Cybersecurity advice for the nuclear industry
Less complexity, an active defense, transformative research, and institutionalized cybersecurity should be nuclear industry’s key priorities to stem the rising tide of cyber threats.
The advice comes from an international group of ICS security experts, researchers and consultants, polled by the nonprofit Nuclear Threat Initiative (NTI).
“Cyberspace provides a new opportunity for determined adversaries to wreak havoc at nuclear facilities – possibly without ever setting foot on-site,” they noted in a recently released report.
“Cyberattacks could be used to facilitate the theft of nuclear materials or an act of sabotage that results in radiological release. A successful attack could have consequences that reverberate around the world and undermine global confidence in civilian nuclear power as a safe and reliable energy source. Given the risk and the stakes, governments and industry must increase their focus on the cyber threat.”
They want to see the nuclear industry apply lessons learned from institutionalizing safety and physical security to cybersecurity, recruit experts, demand more secure, less complex products from vendors, support the cybersecurity efforts of relevant organizations, initiate the development of active defense capabilities at the facility level, provide training, share information about threats, and develop cross-industry defense resources.
Inernational organizations should offer support, guidance (best practices, trainings), facilitate the sharing of threat information and provide platforms for discussion, as well as foster innovation in the field.

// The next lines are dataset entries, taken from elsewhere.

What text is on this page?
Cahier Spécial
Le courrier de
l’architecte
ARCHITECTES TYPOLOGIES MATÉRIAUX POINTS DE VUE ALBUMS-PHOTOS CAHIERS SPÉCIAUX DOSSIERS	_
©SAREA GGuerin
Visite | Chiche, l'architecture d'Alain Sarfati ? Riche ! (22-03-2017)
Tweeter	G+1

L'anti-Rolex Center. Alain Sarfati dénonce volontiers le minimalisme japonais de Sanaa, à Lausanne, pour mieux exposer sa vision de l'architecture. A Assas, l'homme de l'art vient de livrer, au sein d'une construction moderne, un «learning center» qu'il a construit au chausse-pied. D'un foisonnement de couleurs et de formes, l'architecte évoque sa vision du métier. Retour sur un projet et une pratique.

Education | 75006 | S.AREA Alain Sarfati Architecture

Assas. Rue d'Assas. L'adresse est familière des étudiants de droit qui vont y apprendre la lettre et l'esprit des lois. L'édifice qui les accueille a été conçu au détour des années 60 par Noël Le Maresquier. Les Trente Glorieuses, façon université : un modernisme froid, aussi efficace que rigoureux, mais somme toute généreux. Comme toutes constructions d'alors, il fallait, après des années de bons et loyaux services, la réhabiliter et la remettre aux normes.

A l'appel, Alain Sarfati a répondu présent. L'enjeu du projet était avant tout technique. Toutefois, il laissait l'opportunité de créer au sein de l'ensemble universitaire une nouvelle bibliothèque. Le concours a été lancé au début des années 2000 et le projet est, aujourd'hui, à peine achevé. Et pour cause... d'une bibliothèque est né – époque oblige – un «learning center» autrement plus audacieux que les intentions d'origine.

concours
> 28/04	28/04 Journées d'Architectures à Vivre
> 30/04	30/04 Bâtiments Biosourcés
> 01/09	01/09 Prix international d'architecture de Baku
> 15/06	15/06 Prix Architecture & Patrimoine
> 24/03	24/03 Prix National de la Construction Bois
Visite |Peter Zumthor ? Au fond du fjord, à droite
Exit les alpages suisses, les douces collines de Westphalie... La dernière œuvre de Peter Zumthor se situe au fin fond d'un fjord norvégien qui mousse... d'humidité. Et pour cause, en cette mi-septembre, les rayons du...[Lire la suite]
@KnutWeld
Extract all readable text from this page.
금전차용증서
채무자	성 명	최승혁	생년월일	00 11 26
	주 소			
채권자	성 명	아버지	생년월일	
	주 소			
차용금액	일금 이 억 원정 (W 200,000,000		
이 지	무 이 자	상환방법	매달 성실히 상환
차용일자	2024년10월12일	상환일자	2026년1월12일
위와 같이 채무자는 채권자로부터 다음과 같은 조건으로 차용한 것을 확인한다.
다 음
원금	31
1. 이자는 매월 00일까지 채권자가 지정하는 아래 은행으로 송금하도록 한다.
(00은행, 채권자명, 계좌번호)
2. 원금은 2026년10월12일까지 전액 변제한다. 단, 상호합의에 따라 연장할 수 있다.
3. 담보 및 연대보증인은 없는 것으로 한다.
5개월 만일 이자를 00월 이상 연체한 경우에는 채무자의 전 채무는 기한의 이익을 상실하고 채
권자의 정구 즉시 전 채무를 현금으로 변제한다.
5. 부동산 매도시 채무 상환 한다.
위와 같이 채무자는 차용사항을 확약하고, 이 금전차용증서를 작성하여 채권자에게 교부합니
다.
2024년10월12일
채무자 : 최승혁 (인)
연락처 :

Finally, governments and regulators should find ways to draw talented people into the cyber-nuclear field and should add cyber experts to governmental and regulatory bodies, provide financial, personnel, and research support to efforts to minimize complexity in critical facility systems, invest in research (especially when it comes to defense strategies), and prioritize development and implementation of regulatory frameworks.
The report also includes an overview of current threats, as well as more details about some of the cyber incidents that have occurred at nuclear facilities around the world since 1990.